Where's your source for the region lock update?

Akuryou13
31 Aug 2010, 20:22
You can cancel the region locks part...an update, incoming tonight or tomorrow, is solving the problem!well thank glod for that, but where'd you get this info?

bonz
1 Sep 2010, 12:06
well thank glod for that, but where'd you get this info?
http://forums.steampowered.com/forums/showpost.php?p=16804026&postcount=5
Got another update coming either later today or tomorrow.

Including in the install the DirectX files needed and some Visual C files (will fix some crashes on boot)

Fixed an issue with setting the region to Japanese

Should see improvements in navigation with pads, a few bug fixes gone in there (will need feedback on this one)

We have expanded the search region for lobbies, hopefully you should see more games now.

Fixed the issue where drilling/blow torching would sometimes cause the active worm to drown if you were on another worms head.

Again, it's not a lot of fixes, but I would prefer to do regular smaller updates so we can track them better.

Akuryou13
1 Sep 2010, 16:24
certainly nice of T17 to ignore their own forum.....

DrMelon
1 Sep 2010, 16:28
We need T17 to start posting here.
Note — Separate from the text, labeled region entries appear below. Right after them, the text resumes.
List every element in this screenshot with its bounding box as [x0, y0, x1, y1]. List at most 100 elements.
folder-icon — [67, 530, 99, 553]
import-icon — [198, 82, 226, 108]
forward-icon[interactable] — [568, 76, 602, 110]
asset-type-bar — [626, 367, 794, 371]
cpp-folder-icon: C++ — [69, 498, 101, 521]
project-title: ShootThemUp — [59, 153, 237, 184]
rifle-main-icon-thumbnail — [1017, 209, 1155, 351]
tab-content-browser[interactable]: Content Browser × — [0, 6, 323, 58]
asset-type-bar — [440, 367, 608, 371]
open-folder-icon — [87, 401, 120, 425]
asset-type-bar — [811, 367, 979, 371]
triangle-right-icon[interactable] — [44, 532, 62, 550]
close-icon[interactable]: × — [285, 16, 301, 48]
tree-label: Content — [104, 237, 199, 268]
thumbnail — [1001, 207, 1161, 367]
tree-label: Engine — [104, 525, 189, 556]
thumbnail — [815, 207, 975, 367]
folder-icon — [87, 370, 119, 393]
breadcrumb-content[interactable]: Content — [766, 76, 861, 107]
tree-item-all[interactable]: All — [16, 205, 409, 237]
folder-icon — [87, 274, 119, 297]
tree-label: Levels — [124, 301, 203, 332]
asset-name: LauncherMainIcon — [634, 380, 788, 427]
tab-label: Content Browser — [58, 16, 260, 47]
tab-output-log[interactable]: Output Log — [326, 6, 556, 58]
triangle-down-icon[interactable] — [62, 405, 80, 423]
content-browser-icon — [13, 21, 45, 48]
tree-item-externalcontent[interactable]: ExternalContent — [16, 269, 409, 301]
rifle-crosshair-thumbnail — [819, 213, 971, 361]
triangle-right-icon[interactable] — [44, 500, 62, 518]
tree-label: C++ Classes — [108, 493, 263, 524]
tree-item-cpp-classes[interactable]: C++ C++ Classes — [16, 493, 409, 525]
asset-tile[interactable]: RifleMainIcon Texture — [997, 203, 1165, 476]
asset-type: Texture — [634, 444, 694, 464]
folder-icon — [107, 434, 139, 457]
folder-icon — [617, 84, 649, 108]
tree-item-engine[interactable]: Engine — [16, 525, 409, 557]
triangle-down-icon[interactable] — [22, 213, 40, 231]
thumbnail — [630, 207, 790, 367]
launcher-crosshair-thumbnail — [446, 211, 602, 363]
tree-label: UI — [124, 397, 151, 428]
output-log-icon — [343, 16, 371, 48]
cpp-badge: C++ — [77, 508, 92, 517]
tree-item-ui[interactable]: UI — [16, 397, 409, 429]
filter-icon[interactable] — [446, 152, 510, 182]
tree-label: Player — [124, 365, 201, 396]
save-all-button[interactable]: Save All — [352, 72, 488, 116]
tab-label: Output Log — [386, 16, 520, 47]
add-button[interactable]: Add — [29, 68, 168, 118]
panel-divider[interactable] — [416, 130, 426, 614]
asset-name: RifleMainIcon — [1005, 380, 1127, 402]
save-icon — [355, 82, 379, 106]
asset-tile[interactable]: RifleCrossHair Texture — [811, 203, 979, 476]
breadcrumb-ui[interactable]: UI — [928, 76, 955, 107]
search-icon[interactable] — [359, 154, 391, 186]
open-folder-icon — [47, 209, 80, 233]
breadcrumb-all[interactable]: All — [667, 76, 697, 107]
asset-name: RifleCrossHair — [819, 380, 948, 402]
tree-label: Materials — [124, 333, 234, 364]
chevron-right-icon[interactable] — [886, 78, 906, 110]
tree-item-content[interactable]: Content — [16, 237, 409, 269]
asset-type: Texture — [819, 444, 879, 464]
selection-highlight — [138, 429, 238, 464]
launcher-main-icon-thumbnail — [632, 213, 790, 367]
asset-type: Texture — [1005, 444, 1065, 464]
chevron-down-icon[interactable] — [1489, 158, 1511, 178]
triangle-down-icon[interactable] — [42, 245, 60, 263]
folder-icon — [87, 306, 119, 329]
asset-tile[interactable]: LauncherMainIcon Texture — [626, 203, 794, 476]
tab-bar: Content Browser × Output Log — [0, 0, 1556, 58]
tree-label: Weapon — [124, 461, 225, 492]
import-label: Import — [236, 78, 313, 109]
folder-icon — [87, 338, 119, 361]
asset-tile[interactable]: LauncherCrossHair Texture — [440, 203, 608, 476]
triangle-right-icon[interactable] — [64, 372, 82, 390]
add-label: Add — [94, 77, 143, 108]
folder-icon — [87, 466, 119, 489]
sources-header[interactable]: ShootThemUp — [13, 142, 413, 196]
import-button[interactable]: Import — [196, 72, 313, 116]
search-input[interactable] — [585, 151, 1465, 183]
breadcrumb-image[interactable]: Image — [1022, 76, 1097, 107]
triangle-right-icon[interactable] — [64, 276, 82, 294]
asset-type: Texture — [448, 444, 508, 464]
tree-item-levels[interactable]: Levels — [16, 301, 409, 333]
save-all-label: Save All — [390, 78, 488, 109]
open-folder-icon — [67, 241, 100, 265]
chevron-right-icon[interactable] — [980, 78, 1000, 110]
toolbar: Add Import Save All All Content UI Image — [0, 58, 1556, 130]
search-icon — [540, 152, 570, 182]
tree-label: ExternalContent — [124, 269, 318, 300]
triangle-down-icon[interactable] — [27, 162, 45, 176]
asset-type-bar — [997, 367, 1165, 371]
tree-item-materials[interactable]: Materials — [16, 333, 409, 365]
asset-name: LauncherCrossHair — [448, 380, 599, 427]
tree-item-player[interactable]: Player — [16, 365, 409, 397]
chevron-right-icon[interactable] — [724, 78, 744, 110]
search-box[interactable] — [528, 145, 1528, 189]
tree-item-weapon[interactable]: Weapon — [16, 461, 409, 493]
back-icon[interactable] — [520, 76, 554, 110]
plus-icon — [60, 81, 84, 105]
Not just on facebook, not just on the Steam forums.

bonz
1 Sep 2010, 18:32
certainly nice of T17 to ignore their own forum.....
Well, it isn't in the links section in WR or on the T17 homepage.
Guess that's where 'Web 2.0' has brought us to. :-/

Thurbo
1 Sep 2010, 18:32
If the campaign was like in Worms: A Space Oddity, or even better, Battle Islands, it would have been so much better. For example, I played the missions in the demo 3 - 4 times to figure how to use the tactics on the perfect, also you get rewarded with medals if you finish them in a certain amount of time. Additionally there's no shop but you have to collect crates put at places difficult to reach in the whole campaign which contain extra items - that was the most interesting thing during deathmatches, thinking of how to get there while defeating your enemies. As if this wasn't enough, both games got movies playing after you finished one theme, Space Oddity even contained minigames.
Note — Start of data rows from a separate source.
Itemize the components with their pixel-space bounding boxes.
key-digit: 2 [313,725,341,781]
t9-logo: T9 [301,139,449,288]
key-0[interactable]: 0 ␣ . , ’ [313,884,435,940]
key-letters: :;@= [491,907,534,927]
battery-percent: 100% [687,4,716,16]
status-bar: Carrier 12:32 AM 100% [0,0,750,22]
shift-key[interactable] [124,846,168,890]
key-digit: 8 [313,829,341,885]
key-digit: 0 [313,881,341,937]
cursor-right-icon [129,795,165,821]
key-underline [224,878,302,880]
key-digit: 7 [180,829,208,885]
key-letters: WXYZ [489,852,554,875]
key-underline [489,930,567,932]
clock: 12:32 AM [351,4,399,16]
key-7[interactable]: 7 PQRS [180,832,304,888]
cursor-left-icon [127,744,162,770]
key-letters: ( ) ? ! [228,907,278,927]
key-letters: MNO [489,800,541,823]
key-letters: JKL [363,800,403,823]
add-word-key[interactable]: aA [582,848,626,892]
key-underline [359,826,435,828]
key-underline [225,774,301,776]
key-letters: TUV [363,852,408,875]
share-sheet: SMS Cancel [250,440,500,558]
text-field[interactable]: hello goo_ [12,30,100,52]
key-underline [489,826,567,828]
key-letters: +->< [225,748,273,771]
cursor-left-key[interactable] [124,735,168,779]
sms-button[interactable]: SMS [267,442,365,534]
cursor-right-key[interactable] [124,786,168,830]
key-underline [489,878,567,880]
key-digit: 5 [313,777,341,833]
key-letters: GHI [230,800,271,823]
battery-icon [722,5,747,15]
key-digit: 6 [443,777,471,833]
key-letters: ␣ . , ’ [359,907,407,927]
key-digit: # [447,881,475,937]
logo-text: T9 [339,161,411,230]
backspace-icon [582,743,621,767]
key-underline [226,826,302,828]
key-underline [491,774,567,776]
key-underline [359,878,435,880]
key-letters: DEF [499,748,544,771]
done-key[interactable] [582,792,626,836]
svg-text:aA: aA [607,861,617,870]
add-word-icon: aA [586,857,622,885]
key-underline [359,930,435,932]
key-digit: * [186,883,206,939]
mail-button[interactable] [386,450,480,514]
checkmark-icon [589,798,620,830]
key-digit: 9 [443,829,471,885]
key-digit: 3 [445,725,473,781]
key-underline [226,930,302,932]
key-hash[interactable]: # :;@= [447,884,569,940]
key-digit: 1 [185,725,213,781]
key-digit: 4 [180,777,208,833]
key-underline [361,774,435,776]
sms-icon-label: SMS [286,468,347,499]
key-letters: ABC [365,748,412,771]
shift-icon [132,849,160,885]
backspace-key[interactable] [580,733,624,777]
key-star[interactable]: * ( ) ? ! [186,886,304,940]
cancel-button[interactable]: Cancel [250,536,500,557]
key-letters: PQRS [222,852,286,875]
It would be very pleasing if Team17 added such a campaign with DLC.

bonz
1 Sep 2010, 18:35
If the campaign was like in Worms: A Space Oddity, or even better, Battle Islands, it would have been so much better. For example, I played the missions in the demo 3 - 4 times to figure how to use the tactics on the perfect, also you get rewarded with medals if you finish them in a certain amount of time. Additionally there's no shop but you have to collect crates put at places difficult to reach in the whole campaign which contain extra items - that was the most interesting thing during deathmatches, thinking of how to get there while defeating your enemies. As if this wasn't enough, both games got movies playing after you finished one theme, Space Oddity even contained minigames.
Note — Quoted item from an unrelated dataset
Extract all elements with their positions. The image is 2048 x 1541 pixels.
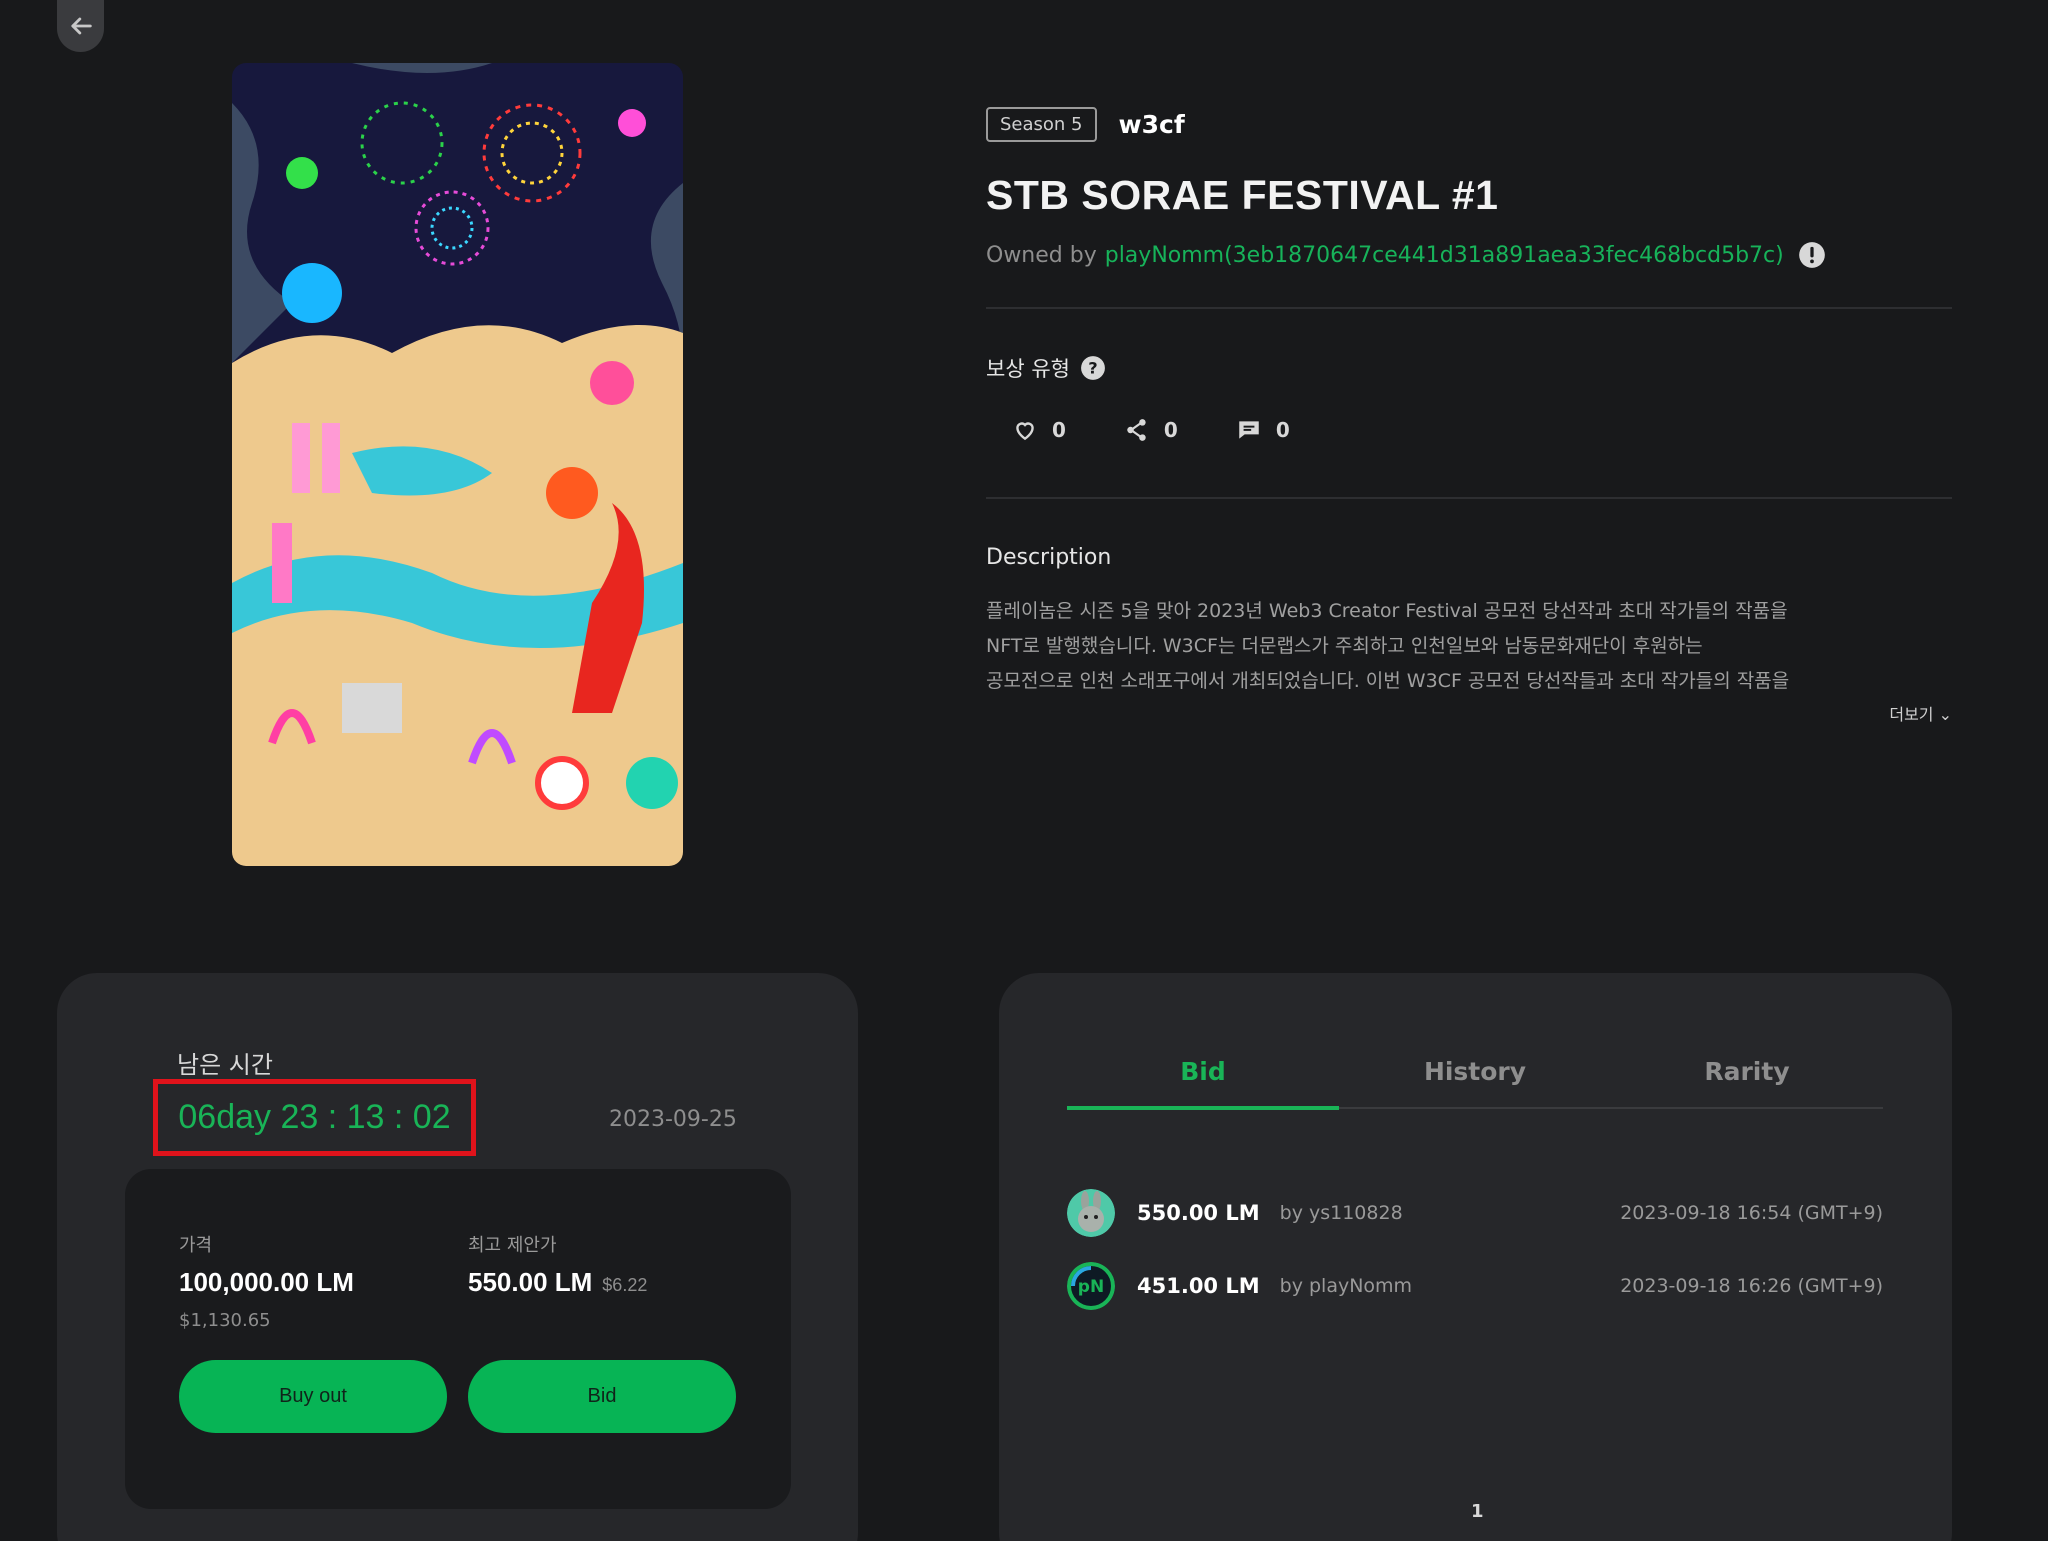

It would be very pleasing if Team17 added such a campaign with DLC.
Hmm...
Those features let WR look quite meager. :-/

Thurbo
1 Sep 2010, 19:15
Half of the (dull) achievements can be achieved in the firing range. Just use Armageddon ten times, or fire weapons 200 times (easy if you have as many turns as you want and no enemy). Or set 6 dummies close to water and quickly achieve six pest! This all makes no sense.

Leaderboards are extremely terrible. It sucks to know that you can't ever get on top because you are still a student or because you have to work longer than other people, or just generally can play this game only a few minutes to half an hour per day. Made me to completely ignore them now, apart from ranked matches to achieve "Ranked Master".

I agree with all you said but...

Help menu? How is it not helpful? It explained all weapons as good as possible.